Wer es im Kia so schnell angehen lässt, der muss indes auch deutlich mehr als die 17 kWh/100 km während unseres Tests veranschlagen. Das Fahrwerk ist zwar straff abgestimmt, bietet aber ausreichend Komfort – und das auch auf schlechten Fahrbahnverhältnissen. Mit seinem Radstand von 2,72 Metern liegt gut auf der Straße.

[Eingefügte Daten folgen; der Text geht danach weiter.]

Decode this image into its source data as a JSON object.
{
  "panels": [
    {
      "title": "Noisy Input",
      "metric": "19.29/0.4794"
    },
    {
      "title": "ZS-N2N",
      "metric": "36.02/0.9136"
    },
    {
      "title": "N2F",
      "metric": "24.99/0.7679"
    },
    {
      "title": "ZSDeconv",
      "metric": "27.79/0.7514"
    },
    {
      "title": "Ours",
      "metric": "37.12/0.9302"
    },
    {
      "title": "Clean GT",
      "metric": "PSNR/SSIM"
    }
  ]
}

Ansonsten erweist sich der Kia mit einer Länge von 4,42 Metern auch als familientaugliches Fahrzeug. Fahrer und Beifahrer finden ebenso wie die Passagiere im Fond ausreichend Platz vor. Und auch das Ladevolumen von 475 Litern lässt sich sehen, zudem stehen noch 20 Liter im Frunk zur Verfügung. Damit kann man auch als Kleinfamilie unproblematisch die Urlaubstour antreten.
Einstiegsversion kostet 45.690 Euro
Ach ja: statt einer klassischen und stabilen Kofferraumabdeckung bietet der Niro EV ein Ladenetz. Eine pfiffige Idee, da diese auch als Sonnenschutz an den Seitenschieben genutzt werden. Leider ist bei unserer Abdeckung die vordere Aufhängung gerissen. Kann passieren, doch etwas mehr Widerstandsfähigkeit wünscht man hier dann doch.
Doch das schmälert den guten Gesamteindruck des Niro EV nicht. Würde er mit einer höheren Ladeleistung vorfahren, wäre er ein nahezu perfektes Elektroauto. Wer Lust auf den Niro EV hat, der muss für die bereits gut ausgestattete Variante Vision mindestens 45.690 Euro auf den Tisch des Händlers legen. Die Topversion Inspiration steht mit 47.590 Euro in der Preisliste.